New research led by scientists from Imperial College London suggests that computing with networks of nanoscale magnets could be a promising alternative. In a paper published last week in Nature Nanotechnology, the team showed that by applying magnetic fields to an array of tiny magnetic elements, they could train the system to process complex data and provide predictions using a fraction of the power of a normal computer.
At the heart of their approach is what is known as a metamaterial, a man-made material whose internal physical structure is carefully engineered to give it unusual properties not normally found in nature. In particular, the team created an “artificial spin system,” an arrangement of many nanomagnets that combine to exhibit exotic magnetic behavior.
Their design is made up of a lattice of hundreds of 600-nanometer-long bars of permalloy, a highly magnetic nickel-iron alloy. These bars are arranged in a repeating pattern of Xs whose upper arms are thicker than their lower arms.

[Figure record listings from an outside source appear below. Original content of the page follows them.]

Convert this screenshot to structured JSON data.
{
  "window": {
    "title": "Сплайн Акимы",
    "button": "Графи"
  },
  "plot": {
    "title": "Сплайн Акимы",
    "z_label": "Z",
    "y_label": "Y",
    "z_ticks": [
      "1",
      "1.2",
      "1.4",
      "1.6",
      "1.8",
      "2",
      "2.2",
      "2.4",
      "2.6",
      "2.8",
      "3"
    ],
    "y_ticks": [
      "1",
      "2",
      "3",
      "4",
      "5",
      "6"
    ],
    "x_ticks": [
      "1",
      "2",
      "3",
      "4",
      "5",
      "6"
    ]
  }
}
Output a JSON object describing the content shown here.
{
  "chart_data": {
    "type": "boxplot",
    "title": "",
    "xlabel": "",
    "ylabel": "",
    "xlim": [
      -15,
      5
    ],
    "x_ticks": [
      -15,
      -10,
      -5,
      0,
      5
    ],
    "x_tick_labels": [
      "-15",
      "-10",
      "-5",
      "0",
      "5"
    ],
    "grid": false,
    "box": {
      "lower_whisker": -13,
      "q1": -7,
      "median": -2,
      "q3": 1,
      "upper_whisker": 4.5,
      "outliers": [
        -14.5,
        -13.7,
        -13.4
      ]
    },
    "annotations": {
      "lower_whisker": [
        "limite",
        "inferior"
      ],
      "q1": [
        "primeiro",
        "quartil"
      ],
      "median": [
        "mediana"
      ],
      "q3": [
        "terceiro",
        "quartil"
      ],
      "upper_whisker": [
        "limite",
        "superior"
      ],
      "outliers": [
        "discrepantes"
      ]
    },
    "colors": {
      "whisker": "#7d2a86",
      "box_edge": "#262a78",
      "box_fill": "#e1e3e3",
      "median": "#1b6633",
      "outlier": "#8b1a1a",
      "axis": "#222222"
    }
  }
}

Normally artificial spin systems have a single magnetic texture, which describes the pattern of magnetization across its nanomagnets. But the Imperial team’s metamaterial features two distinct textures and the ability for different parts of it to switch between them in response to magnetic fields.
The researchers used these properties to implement a form of AI known as reservoir computing. Unlike deep learning, in which a neural network rewires its connections as it trains on a task, this approach feeds data into a network whose connections are all fixed and simply trains a single output layer to interpret what comes out of this network.
It’s also possible to replace this fixed network with physical systems, including things like memristors or oscillators, as long as they have certain properties, such as a non-linear response to inputs and some form of memory of previous inputs. The new artificial spin system fits those requirements, so the team used it as a reservoir to carry out a series of data-processing tasks.
They input data to the system by subjecting it to sequences of magnetic fields before allowing its own internal dynamics to process the data. They then used an imaging technique called ferromagnetic resonance to determine the final distribution of the nanomagnets, which provided the answer.
While these were not practical data-processing tasks, the team was able to show that their device was able to match leading reservoir computing schemes on a series of prediction challenges involving data that varies over time. Importantly, they showed that it was able to learn efficiently on fairly short training sets, which would be important in many real-world IoT applications.
And not only is the device very small, the fact that it uses magnetic fields to carry out computation rather than shuttling electricity around means it consumes far less power. In a press release, the researchers estimate that when scaled up it could be 100,000 times more efficient than conventional computing.
There’s a long way to go before this kind of device could be put to practical use, but the results suggest computers based on magnets could play an important role in embedding AI everywhere.